Turn the clock ahead twenty five years, to a time when Pedro pitched every fifth day and Nomar anchored the Sox infield. The boys were now grizzled men. Dave had somehow married and survived his ordeal, on the surface at least. But he is not doing well professionally, and one senses that deep inside he carries the mark of Cain and the energy for a terrible day of reckoning. Sean had worked his way to detective rank on the Boston police force. Jimmy, not surprisingly, had taken the more sinister route. By the age of eighteen he was the acknowledged crime captain of his neighborhood, a poor man's Godfather. Married with an infant child, he had been pinched by the cops, kept his mouth shut, done the dime, and returned to his neighborhood in higher esteem than ever.

But now he wanted out of that business. His beloved wife had died, leaving him sole parent of a young girl who did not know him. Jimmy opened a legitimate concern and invested himself over the years in making a life for his beloved daughter, Katie. She had indeed grown into a fine young eighteen year old woman with enough of her father's spunk to occasionally do something stupid, like drink with her friends in a less than reputable neighborhood. It was on such an outing, the night before her niece's First Communion, that Katie's life would come to its tragic demise.

This grisly murder sparks a parallel investigation. Sean, of course, seeks the perpetrator as a matter of course. This, after all, is his life's avocation. The fact that the victim is the daughter of his old chum adds an emotional element, but Sean is all business. He is relentless, but he works in the civilized world of due process. His investigation is slow, painstaking, thorough, and in the context of what follows, not fast enough. He has a suspect in mind, but he works slowly and prudently enough that in case he is wrong, no harm and no foul.

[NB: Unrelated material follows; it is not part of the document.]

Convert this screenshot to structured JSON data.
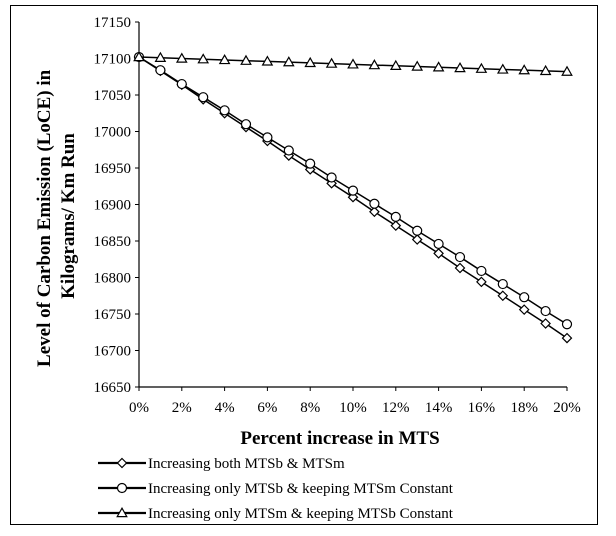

Jimmy, alas, has no such encumbrances. He too seeks his daughter's killer. Coming out of retirement, so to speak, he has no worries about district attorneys and tainted evidence. Jimmy has a suspect in his sights, too. But even with his freedom of movement, he is having as much difficulty as Sean is until he receives damning information from about as unsuspecting an informant as one can imagine. In a scene worthy of a Hitchcock film, Jimmy hears what he wants to hear from a witness whose meaning is entirely misconstrued. Thus fortified, he becomes judge, jury, and executioner.

In the final tally, both Sean and Jimmy are wrong in their conclusions, though Sean has done nothing that can't be fixed. Jimmy, on the other hand, is responsible for multiple deaths, if one includes the psychological disarray of his informant. We say good bye to the neighborhood of Jimmy, Dave and Sean with the sense that Jimmy is dead, too. Dead to the years of decency when his Katie saved him from his worst criminal self. Jimmy, it is clear, bears no remorse. The worst may be yet to come.


Rating: 5 stars
Summary: All I can say is WOW!
Review: This is one of my all time favorite books! I hadn't seen the movie, but recognized the name when I picked up the book at a local Barnes and Nobles. I could not put this book down. It was absolutely amazing. The description is outstanding and Lehane will keep you wanting more and more as you turn each page. I literally was staying up all night reading. This was one of those books that I was very disappointed when I finished it, because i enjoyed reading it so much. Soon after, we rented the movie. Although the movie is GREAT, the book is 100% better!!

Rating: 5 stars
Summary: One Powerful Read
Review: Wow, I'm amazed with this book. I am only fourteen and i just finished reading Mystic River. It is an absolutely dark, depressing, gut-wrenching book and yet it was great. I definitely recommend this book. I'm so excited to read the rest of Lehane's books!